病院の敷地から出て、アスファルト舗装された道路を歩いていると、自分が契約している駐車場が見えてきたため、肩にかけていたバックの中から鍵を探しながら歩いていると、駐車場から人の気配を感じ、視線を向けてみると、自分の車の前に一人の男が立っていた。
「車上狙い?」
盗られて困るようなものは、車には積んでいないが、見す見す犯罪者を逃がす彼女ではない。
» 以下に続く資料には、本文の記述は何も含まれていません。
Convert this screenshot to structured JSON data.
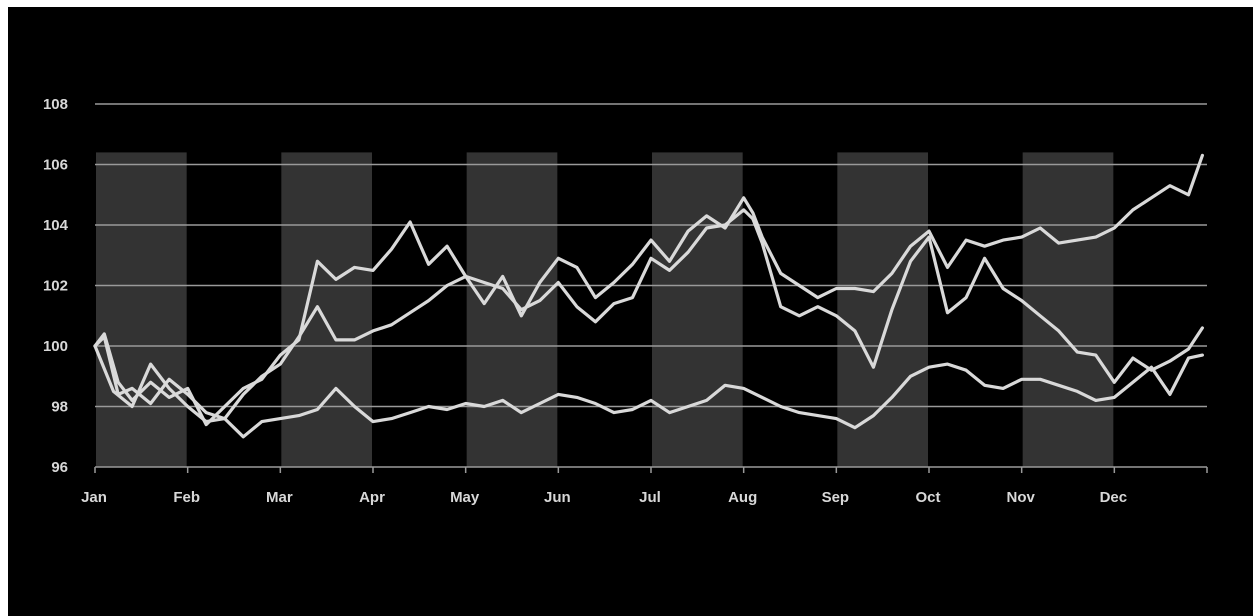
{
  "chart_data": {
    "type": "line",
    "title": "",
    "xlabel": "",
    "ylabel": "",
    "ylim": [
      96,
      108
    ],
    "yticks": [
      96,
      98,
      100,
      102,
      104,
      106,
      108
    ],
    "grid": true,
    "categories": [
      "Jan",
      "Feb",
      "Mar",
      "Apr",
      "May",
      "Jun",
      "Jul",
      "Aug",
      "Sep",
      "Oct",
      "Nov",
      "Dec"
    ],
    "shaded_months": [
      "Jan",
      "Mar",
      "May",
      "Jul",
      "Sep",
      "Nov"
    ],
    "colors": {
      "background": "#000000",
      "line": "#d9d9d9",
      "grid": "#9a9a9a",
      "shade": "#333333",
      "text": "#d8d8d8"
    },
    "series": [
      {
        "x": [
          0,
          0.1,
          0.25,
          0.4,
          0.6,
          0.8,
          1.0,
          1.2,
          1.4,
          1.6,
          1.8,
          2.0,
          2.2,
          2.4,
          2.6,
          2.8,
          3.0,
          3.2,
          3.4,
          3.5,
          3.6,
          3.8,
          4.0,
          4.2,
          4.4,
          4.6,
          4.8,
          5.0,
          5.2,
          5.4,
          5.6,
          5.8,
          6.0,
          6.2,
          6.4,
          6.6,
          6.8,
          7.0,
          7.1,
          7.2,
          7.4,
          7.6,
          7.8,
          8.0,
          8.2,
          8.4,
          8.6,
          8.8,
          9.0,
          9.2,
          9.4,
          9.6,
          9.8,
          10.0,
          10.2,
          10.4,
          10.6,
          10.8,
          11.0,
          11.2,
          11.4,
          11.6,
          11.8,
          11.95
        ],
        "y": [
          100.0,
          100.4,
          98.8,
          98.2,
          98.8,
          98.3,
          98.6,
          97.4,
          98.0,
          98.6,
          98.9,
          99.7,
          100.2,
          102.8,
          102.2,
          102.6,
          102.5,
          103.2,
          104.1,
          103.4,
          102.7,
          103.3,
          102.3,
          101.4,
          102.3,
          101.0,
          102.1,
          102.9,
          102.6,
          101.6,
          102.1,
          102.7,
          103.5,
          102.8,
          103.8,
          104.3,
          103.9,
          104.9,
          104.4,
          103.6,
          102.4,
          102.0,
          101.6,
          101.9,
          101.9,
          101.8,
          102.4,
          103.3,
          103.8,
          102.6,
          103.5,
          103.3,
          103.5,
          103.6,
          103.9,
          103.4,
          103.5,
          103.6,
          103.9,
          104.5,
          104.9,
          105.3,
          105.0,
          106.3
        ]
      },
      {
        "x": [
          0,
          0.1,
          0.25,
          0.4,
          0.6,
          0.8,
          1.0,
          1.2,
          1.4,
          1.6,
          1.8,
          2.0,
          2.2,
          2.4,
          2.6,
          2.8,
          3.0,
          3.2,
          3.4,
          3.6,
          3.8,
          4.0,
          4.2,
          4.4,
          4.6,
          4.8,
          5.0,
          5.2,
          5.4,
          5.6,
          5.8,
          6.0,
          6.2,
          6.4,
          6.6,
          6.8,
          7.0,
          7.1,
          7.2,
          7.4,
          7.6,
          7.8,
          8.0,
          8.2,
          8.4,
          8.6,
          8.8,
          9.0,
          9.2,
          9.4,
          9.6,
          9.8,
          10.0,
          10.2,
          10.4,
          10.6,
          10.8,
          11.0,
          11.2,
          11.4,
          11.6,
          11.8,
          11.95
        ],
        "y": [
          100.0,
          100.3,
          98.4,
          98.6,
          98.1,
          98.9,
          98.4,
          97.8,
          97.6,
          98.4,
          99.0,
          99.4,
          100.3,
          101.3,
          100.2,
          100.2,
          100.5,
          100.7,
          101.1,
          101.5,
          102.0,
          102.3,
          102.1,
          101.9,
          101.2,
          101.5,
          102.1,
          101.3,
          100.8,
          101.4,
          101.6,
          102.9,
          102.5,
          103.1,
          103.9,
          104.0,
          104.5,
          104.2,
          103.4,
          101.3,
          101.0,
          101.3,
          101.0,
          100.5,
          99.3,
          101.2,
          102.8,
          103.6,
          101.1,
          101.6,
          102.9,
          101.9,
          101.5,
          101.0,
          100.5,
          99.8,
          99.7,
          98.8,
          99.6,
          99.2,
          99.5,
          99.9,
          100.6
        ]
      },
      {
        "x": [
          0,
          0.2,
          0.4,
          0.6,
          0.8,
          1.0,
          1.2,
          1.4,
          1.6,
          1.8,
          2.0,
          2.2,
          2.4,
          2.6,
          2.8,
          3.0,
          3.2,
          3.4,
          3.6,
          3.8,
          4.0,
          4.2,
          4.4,
          4.6,
          4.8,
          5.0,
          5.2,
          5.4,
          5.6,
          5.8,
          6.0,
          6.2,
          6.4,
          6.6,
          6.8,
          7.0,
          7.2,
          7.4,
          7.6,
          7.8,
          8.0,
          8.2,
          8.4,
          8.6,
          8.8,
          9.0,
          9.2,
          9.4,
          9.6,
          9.8,
          10.0,
          10.2,
          10.4,
          10.6,
          10.8,
          11.0,
          11.2,
          11.4,
          11.6,
          11.8,
          11.95
        ],
        "y": [
          100.0,
          98.5,
          98.0,
          99.4,
          98.6,
          98.0,
          97.5,
          97.6,
          97.0,
          97.5,
          97.6,
          97.7,
          97.9,
          98.6,
          98.0,
          97.5,
          97.6,
          97.8,
          98.0,
          97.9,
          98.1,
          98.0,
          98.2,
          97.8,
          98.1,
          98.4,
          98.3,
          98.1,
          97.8,
          97.9,
          98.2,
          97.8,
          98.0,
          98.2,
          98.7,
          98.6,
          98.3,
          98.0,
          97.8,
          97.7,
          97.6,
          97.3,
          97.7,
          98.3,
          99.0,
          99.3,
          99.4,
          99.2,
          98.7,
          98.6,
          98.9,
          98.9,
          98.7,
          98.5,
          98.2,
          98.3,
          98.8,
          99.3,
          98.4,
          99.6,
          99.7
        ]
      }
    ]
  }
}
気配を殺し、ゆっくりと男に近づくと、男は不意にこちらを振り向いた。
「久しぶりだな。」
見知った男の顔だった。
「・・・清十郎」
先程までの柔和な顔が嘘のように一変して、あからさまに嫌そうな顔が自然と造られた。
「よく私の前に顔が出せたわね?」
「・・・」
「今更私になんの用?」
「・・・助けてほしい。」
「笑えない冗談ね。仮に冗談じゃ無いにしても、私が彼方からの頼みを聞くとでも思っているの?」
「思っていない。だが、お前しか頼れる奴がいない。」
「帰って、私が彼方を殺そうとしない内に。」
男の横を通って、自分の車に歩き出したとき、ガシッと右手をつかまれた。
「触らないでよ!」
腕を振り払い、振り返った途端、目の前の男は地面に正座をして、額を地面に擦り付けた。
いわゆる土下座だ。
「・・・なんの真似?」
「あの時の事、俺は今でも自分が間違った事をしたとは思っていない。だが、今の俺には、こうする事しか出来ない。」
「私の前で、よくもそんなことが言えるわね。」
「お前が俺を恨んでいる事は、わかっている。水に流せとは言わないし、許してほしいとも言わない。死ねと言われれば、俺の命だったら幾らでもくれてやる。だが今は、俺のためではなく、あの子を、熾輝を助けてくれ!」
瞬間、彼女の思考が停止した。
聞き間違いでは無ければ、目の前の男は、「熾輝を助けてくれ」と言ってきたのである。
「嘘・・・だって、あの子は神災で死んだはずじゃ?」
「死んでいなかったんだ。あの子は、この半年間ずっと魔界に居て、俺が連れ戻してきた。」
耳を疑た。
死でいたと思っていた少年が、実は生きていて、しかもこの半年間を魔界で生きてきたという事実が信じられなかった。
だが、魔界に居たとかは、この際どうでもよかった。
「無事だったの?」
「・・・無事だった。正確に言えば、さっきまではだが。」
「どういう意味?」
「俺の軽率な行動のせいで、今にも死にそうだ。」
「それを早く言いなさいよ!」
彼女は、急いで車に乗り込んでエンジンキーを回した。
「邪魔よ!そんなところで土下座なんてしていないで!」
「助けてくれるのか?」
「あーもう!今だけは、昔の事を忘れておいてあげる!だから、あなたも車に乗りなさい!」
「いいのか?」
「いいわけ無いでしょ!だけど、仕方がないじゃない!」
「・・・すまない。」
車の助手席に座った清十郎を確認すると、葵は自分の愛車のアクセルを目一杯踏み込んで、急発進させた。
「理由は、行きの道中で話して貰うわ。」
「わかった。」
「それで?何処へ向かえばいいの?」
「五月女の本家だ。」
車を更に加速させた葵は、法定速度を余裕で振り切り、目の前を走る車や対向車など、お構いなしに、ぶっちぎって目的地へと疾走を開始した。